A la suite du prononcé de leur divorce, M. Y. et Mme X. ont rencontré des difficultés pour la liquidation et le partage de leurs intérêts patrimoniaux.

Dans un arrêt du 1er mars 2018, la cour d’appel de Dijon a d’abord relevé que M. Y. détenait une créance sur l’indivision. Elle a retenu qu’en vertu de l’article 1433 alinéa 1 du code civil, l’apport de l’immeuble propre de M. Y. avait enrichi la communauté, peu important que l’apport ait pris effet au même instant que la naissance de la communauté. La cour d’appel a ensuite constaté qu’en vertu de l’article 815-9 alinéa 2 du code civil, M. Y. n’était pas redevable envers l’indivision d’une indemnité pour son occupation d’une maison indivise car le bien indivis se trouvait dans un état de vétusté incompatible avec sa mise en location.

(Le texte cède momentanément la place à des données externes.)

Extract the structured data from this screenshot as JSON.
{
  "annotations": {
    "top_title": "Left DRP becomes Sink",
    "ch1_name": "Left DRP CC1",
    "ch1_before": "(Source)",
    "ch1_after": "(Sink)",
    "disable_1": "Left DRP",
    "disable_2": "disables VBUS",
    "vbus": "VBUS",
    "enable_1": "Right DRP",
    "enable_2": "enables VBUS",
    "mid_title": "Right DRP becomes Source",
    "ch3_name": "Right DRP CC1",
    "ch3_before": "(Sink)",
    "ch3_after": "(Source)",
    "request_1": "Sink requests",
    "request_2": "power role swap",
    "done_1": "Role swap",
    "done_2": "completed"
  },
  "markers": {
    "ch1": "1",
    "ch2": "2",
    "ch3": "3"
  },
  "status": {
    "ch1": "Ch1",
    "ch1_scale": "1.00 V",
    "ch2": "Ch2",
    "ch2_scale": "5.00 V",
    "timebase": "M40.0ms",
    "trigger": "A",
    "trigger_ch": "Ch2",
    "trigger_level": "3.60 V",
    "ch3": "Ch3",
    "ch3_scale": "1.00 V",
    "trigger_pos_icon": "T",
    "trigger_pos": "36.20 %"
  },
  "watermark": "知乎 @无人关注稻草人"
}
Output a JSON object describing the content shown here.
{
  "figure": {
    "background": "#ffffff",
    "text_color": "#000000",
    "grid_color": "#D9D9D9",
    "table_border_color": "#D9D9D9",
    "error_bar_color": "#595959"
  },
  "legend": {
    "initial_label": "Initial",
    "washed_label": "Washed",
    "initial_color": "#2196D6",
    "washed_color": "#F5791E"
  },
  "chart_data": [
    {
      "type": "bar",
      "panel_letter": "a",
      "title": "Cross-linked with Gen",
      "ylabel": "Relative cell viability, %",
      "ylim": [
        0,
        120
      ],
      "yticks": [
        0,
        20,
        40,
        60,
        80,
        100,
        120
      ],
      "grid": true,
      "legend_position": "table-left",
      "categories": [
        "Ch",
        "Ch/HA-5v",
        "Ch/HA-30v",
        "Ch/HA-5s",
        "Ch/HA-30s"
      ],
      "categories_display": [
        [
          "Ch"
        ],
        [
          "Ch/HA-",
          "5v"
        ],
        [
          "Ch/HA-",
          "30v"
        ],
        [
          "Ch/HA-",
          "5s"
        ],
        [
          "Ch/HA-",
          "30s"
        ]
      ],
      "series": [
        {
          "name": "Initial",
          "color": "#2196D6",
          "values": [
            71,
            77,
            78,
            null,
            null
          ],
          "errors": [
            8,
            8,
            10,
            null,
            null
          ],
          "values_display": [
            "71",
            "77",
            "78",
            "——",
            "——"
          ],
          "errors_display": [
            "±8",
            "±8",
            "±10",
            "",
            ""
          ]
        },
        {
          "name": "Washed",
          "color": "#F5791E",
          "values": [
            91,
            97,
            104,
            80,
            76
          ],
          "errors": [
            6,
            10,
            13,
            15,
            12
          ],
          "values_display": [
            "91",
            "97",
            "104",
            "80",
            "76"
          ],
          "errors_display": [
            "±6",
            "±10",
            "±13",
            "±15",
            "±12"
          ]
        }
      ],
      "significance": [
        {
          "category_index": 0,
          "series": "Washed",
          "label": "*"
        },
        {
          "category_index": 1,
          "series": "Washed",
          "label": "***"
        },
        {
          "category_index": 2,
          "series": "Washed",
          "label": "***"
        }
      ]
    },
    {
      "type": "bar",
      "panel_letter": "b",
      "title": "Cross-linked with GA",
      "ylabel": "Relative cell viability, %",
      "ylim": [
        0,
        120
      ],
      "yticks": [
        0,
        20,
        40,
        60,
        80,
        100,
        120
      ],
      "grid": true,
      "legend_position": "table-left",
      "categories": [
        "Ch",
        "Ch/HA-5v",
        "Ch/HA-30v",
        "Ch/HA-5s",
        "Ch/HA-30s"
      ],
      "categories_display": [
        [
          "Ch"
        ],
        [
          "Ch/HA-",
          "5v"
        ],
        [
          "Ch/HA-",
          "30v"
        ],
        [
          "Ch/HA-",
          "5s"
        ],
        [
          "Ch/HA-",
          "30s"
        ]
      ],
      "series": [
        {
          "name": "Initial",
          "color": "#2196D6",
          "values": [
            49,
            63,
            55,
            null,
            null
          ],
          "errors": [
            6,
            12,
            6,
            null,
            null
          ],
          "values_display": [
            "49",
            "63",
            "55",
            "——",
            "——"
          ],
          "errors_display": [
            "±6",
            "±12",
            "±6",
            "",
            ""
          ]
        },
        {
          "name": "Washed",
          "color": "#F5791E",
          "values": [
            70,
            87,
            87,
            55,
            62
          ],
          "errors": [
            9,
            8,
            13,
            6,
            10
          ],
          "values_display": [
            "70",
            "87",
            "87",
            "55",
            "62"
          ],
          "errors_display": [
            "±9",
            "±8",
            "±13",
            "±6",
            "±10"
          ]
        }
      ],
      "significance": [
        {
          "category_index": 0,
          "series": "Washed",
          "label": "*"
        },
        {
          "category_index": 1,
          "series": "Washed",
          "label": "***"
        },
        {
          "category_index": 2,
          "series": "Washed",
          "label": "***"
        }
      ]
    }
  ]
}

La Cour de cassation casse l’arrêt sur ces points le 3 octobre 2019. Elle rappelle que l’époux apporteur n’a pas droit à récompense à la suite de son apport d’un bien à la communauté stipulé au contrat de mariage en raison de l’absence de mouvement de valeur entre la masse propre de l’époux et la masse commune au cours de l’application du régime matrimonial. Elle considère ensuite que la cour d’appel a privé sa décision de base légale en déchargeant M. Y. de son obligation d’indemniser l’indivision à la suite de son occupation privative d’un bien indivis. Elle rappelle que l’indivisaire qui occupe privativement un bien indivis est redevable d’une indemnité d’occupation peu importe que le bien se trouve dans un état de vétusté incompatible avec sa mise en location.